Without skills: You ask for a proposal, go back and forth 15 times adjusting formatting, colors, and structure. Next week, you start from scratch.
With skills: You create a “proposal skill” once, and every proposal follows your exact specifications automatically.
Two ways to create skills:
- From existing content: Upload a course, SOP document, or process guide and ask the agent to “create a skill from this.”
- From live work: Complete a process manually, then say “create a skill for what we just did.” The agent will package the entire workflow.
Real-world example: One agency owner built an “ads analyst skill” that:
- Scrapes competitor ad libraries
- Takes screenshots of landing pages
- Analyzes visuals and copy
- Generates comprehensive reports
What used to take 3-4 hours now takes 5 minutes.

Advanced: Chaining Skills and Scheduled Tasks in 2026
Once you have multiple skills, you can chain them together. For example:
Morning Brief Skill:
- Runs at 9 AM daily
- Summarizes inbox
- Reviews calendar
- Checks Notion projects
- Uses “meeting prep skill” for upcoming calls
- Uses “research skill” for podcast guests
- Sends you a comprehensive email brief
Most agent harnesses now support scheduled tasks (cron jobs), allowing you to automate recurring workflows without any manual intervention. In 2026, these scheduling features have become even more robust with conditional triggers and cross-agent coordination.

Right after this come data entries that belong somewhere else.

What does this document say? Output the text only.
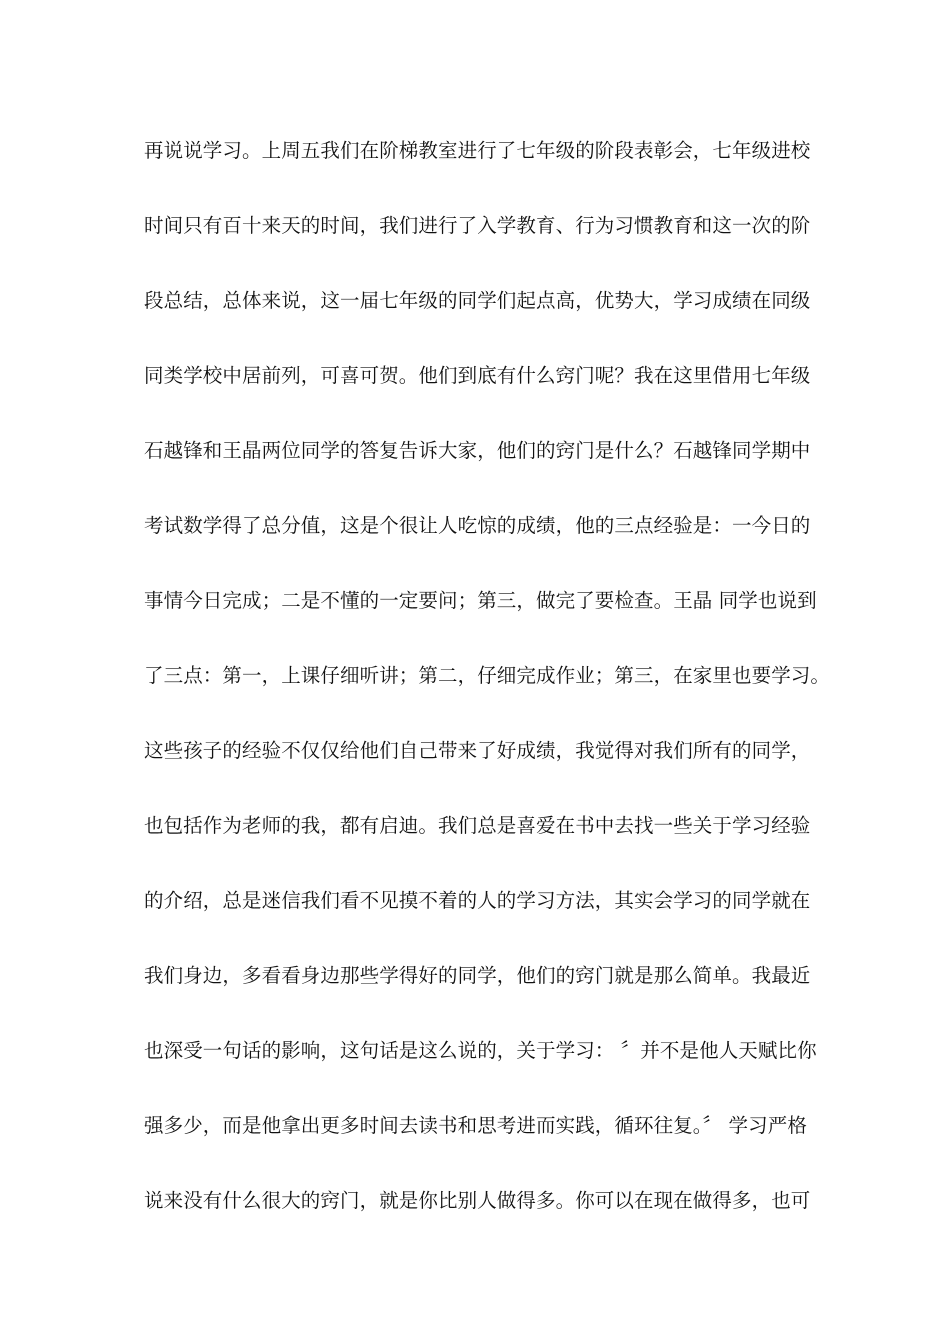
再说说学习。上周五我们在阶梯教室进行了七年级的阶段表彰会，七年级进校
时间只有百十来天的时间，我们进行了入学教育、行为习惯教育和这一次的阶
段总结，总体来说，这一届七年级的同学们起点高，优势大，学习成绩在同级
同类学校中居前列，可喜可贺。他们到底有什么窍门呢？我在这里借用七年级
石越锋和王晶两位同学的答复告诉大家，他们的窍门是什么？石越锋同学期中
考试数学得了总分值，这是个很让人吃惊的成绩，他的三点经验是：一今日的
事情今日完成；二是不懂的一定要问；第三，做完了要检查。王晶 同学也说到
了三点：第一，上课仔细听讲；第二，仔细完成作业；第三，在家里也要学习。
这些孩子的经验不仅仅给他们自己带来了好成绩，我觉得对我们所有的同学，
也包括作为老师的我，都有启迪。我们总是喜爱在书中去找一些关于学习经验
的介绍，总是迷信我们看不见摸不着的人的学习方法，其实会学习的同学就在
我们身边，多看看身边那些学得好的同学，他们的窍门就是那么简单。我最近
也深受一句话的影响，这句话是这么说的，关于学习： 〞并不是他人天赋比你
强多少，而是他拿出更多时间去读书和思考进而实践，循环往复。〞 学习严格
说来没有什么很大的窍门，就是你比别人做得多。你可以在现在做得多，也可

Global vs Project-Level Configuration
You can configure skills, MCPs, and context files at two levels:
Global: Applies to every project (e.g., a “truncate text” skill you use everywhere)
Project-level: Specific to one agent (e.g., a “refer to Sebastian” skill only needed in your executive assistant)
This keeps context clean and prevents irrelevant information from cluttering specific agents.
Your AI Operating System (AIOS) in 2026
The ultimate goal? Build your AI Operating System—a comprehensive network of agents managing every department of your life and business:
- Executive Assistant (daily tasks)
- Head of Marketing (ads, content, analytics)
- CFO (financial tracking, invoicing)
- Content Team (research, writing, publishing)
- Sales Agent (outreach, follow-ups, CRM)
Each agent has its own folder with:
- agents.md (role-specific context)
- memory.md (learned preferences)
- Skills (department-specific processes)
- MCPs (relevant tools)

Getting Started Today in 2026
Here’s your action plan:
- Pick one agent harness (Claude Code, Cline, or Cursor are great for beginners)
- Build your executive assistant following the steps above
- Create your agents.md file using an interview-style prompt
- Set up memory.md for continuous learning
- Connect 2-3 essential tools via MCP
- Build your first skill from a repetitive task
- Compound weekly by adding 3-5 new skills
Remember: The goal isn’t perfection. It’s progress. Every skill you build, every preference you save, every tool you connect compounds over time. In six months, you’ll have an AI workforce that makes you 10x more productive.
The future belongs to those who start building today.
Ready to build your AI agents in 2026? Start with your executive assistant folder right now. In one week, you’ll wonder how you ever worked without it.